Bessere Honorierung beim Zahnarzt
Neuer Privat-Tarif für Nichtversicherte

Ehemalige Privatpatienten und Nichtversicherte können zu günstigen Konditionen in die private Krankenversicherung wechseln. Der Leistungskatalog entspricht dem der gesetzlichen Versicherung. Doch noch ist das Interesse verhalten: Bei den Versicherern gingen bisher nur 2 200 Anfragen ein.

BERLIN. Seit 1. Juli können Privatpatienten, die ihren Versicherungsschutz verloren haben, zu günstigen Konditionen in die private Krankenversicherung (PKV) zurückkehren. Auch nicht versicherten Selbstständigen steht der Weg in den neuen Standardtarif offen, den die rund 40 Privatkassen jedem Antragsteller anbieten müssen.

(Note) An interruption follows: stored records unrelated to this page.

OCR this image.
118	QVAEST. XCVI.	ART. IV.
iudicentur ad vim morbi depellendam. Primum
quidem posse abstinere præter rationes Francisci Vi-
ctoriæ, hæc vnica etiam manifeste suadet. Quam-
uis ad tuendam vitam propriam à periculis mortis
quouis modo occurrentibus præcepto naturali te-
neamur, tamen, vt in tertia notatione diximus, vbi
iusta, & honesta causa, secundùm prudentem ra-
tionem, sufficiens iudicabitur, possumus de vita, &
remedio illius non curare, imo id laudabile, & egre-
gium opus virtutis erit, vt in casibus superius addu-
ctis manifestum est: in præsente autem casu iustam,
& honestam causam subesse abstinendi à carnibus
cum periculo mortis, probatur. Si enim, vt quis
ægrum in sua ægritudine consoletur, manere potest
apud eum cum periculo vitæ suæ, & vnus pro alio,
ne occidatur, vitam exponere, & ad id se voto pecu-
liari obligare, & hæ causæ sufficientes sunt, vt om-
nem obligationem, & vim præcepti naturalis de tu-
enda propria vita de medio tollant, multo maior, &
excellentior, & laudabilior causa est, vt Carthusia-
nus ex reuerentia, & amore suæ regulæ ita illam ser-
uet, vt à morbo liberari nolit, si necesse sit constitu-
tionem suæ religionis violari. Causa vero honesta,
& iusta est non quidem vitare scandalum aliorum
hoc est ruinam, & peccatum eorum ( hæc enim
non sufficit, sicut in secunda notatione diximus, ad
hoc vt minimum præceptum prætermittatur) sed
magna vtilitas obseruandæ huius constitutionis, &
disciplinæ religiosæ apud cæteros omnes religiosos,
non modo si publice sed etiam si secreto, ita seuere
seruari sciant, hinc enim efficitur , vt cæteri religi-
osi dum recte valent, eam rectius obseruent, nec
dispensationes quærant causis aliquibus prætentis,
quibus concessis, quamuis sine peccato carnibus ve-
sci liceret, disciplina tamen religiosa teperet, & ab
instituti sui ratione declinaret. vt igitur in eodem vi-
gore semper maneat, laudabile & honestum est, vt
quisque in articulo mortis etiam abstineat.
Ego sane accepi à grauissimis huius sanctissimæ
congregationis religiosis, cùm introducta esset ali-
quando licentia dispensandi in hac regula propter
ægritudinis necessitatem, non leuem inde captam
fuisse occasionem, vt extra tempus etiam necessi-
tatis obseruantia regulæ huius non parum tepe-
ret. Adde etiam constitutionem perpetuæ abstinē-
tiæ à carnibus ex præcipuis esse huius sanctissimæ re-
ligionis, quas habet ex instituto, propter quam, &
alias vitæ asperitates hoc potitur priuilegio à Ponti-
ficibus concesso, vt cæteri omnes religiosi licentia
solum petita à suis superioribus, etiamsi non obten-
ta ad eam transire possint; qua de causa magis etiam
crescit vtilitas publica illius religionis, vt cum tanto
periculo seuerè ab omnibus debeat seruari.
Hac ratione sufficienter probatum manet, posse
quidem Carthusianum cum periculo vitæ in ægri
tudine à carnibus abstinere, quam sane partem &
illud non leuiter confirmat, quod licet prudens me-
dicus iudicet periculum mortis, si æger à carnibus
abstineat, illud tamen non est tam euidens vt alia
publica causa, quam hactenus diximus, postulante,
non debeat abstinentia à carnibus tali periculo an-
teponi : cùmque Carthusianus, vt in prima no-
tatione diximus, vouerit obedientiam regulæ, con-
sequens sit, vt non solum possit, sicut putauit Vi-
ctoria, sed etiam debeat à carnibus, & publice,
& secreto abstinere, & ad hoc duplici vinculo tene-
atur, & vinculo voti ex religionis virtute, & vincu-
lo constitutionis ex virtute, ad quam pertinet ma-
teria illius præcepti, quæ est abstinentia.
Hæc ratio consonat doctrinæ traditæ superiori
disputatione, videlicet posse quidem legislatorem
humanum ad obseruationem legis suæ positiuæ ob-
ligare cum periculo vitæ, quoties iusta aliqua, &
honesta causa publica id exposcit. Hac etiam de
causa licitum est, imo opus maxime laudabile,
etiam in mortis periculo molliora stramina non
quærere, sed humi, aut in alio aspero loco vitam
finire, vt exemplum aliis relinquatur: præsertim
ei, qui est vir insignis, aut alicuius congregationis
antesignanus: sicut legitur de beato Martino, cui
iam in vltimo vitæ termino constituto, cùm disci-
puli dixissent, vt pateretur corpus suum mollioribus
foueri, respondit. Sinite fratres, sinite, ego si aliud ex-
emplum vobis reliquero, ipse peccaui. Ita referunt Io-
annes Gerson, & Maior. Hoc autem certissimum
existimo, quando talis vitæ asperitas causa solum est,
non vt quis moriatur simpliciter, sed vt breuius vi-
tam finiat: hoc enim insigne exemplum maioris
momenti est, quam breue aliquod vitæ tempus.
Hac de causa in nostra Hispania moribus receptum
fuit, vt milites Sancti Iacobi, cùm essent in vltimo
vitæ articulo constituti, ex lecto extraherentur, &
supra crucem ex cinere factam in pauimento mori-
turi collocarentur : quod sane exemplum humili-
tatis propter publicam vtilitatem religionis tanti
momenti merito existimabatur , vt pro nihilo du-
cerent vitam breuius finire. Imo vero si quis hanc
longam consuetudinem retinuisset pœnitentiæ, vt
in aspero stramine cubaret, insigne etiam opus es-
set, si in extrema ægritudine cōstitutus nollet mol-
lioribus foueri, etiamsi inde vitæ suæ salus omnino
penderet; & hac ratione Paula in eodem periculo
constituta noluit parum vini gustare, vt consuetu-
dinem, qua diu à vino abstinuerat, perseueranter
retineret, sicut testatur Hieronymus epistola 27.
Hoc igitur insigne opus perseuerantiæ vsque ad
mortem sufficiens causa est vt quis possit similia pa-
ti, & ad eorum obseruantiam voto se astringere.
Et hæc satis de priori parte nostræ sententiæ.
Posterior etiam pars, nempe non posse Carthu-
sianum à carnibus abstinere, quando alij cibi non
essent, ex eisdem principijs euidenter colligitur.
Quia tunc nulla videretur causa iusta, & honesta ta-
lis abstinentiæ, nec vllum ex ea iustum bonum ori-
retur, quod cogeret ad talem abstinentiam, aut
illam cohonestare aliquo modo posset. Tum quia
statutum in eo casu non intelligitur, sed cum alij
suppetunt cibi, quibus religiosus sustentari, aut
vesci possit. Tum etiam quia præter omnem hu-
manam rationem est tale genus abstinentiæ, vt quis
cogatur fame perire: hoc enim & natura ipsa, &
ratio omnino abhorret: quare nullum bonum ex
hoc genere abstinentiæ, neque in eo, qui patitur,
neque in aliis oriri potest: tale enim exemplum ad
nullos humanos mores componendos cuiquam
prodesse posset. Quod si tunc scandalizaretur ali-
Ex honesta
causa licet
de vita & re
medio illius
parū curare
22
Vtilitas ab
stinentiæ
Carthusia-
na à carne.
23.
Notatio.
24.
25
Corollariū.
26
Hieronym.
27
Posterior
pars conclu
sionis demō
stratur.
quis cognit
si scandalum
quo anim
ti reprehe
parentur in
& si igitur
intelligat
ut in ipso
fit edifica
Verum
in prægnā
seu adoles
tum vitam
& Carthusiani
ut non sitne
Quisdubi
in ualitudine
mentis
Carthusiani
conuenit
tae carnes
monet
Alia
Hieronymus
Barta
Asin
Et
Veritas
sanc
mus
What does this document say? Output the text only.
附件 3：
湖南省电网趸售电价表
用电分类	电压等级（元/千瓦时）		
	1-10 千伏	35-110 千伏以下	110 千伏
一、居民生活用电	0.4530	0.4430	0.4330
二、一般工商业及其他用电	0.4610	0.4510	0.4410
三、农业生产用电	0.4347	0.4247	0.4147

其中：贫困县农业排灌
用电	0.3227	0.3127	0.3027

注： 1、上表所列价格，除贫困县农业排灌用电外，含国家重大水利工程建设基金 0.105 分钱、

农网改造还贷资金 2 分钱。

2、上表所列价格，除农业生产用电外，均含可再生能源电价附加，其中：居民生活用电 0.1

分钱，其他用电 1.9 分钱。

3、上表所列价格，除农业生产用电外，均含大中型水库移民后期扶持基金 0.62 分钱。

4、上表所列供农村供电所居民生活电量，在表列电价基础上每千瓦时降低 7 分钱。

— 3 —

Der Leistungskatalog im neuen Tarif entspricht dem der gesetzlichen Krankenversicherung. Die Höhe des Beitrags ist vom Alter und Geschlecht des Versicherten abhängig. Jedoch dürfen die Unternehmen anders als beim klassischenVollversicherungsprodukt der PKV keine Risikozuschläge wegen Vorerkrankungen oder höherer gesundheitlicher Risiken verlangen.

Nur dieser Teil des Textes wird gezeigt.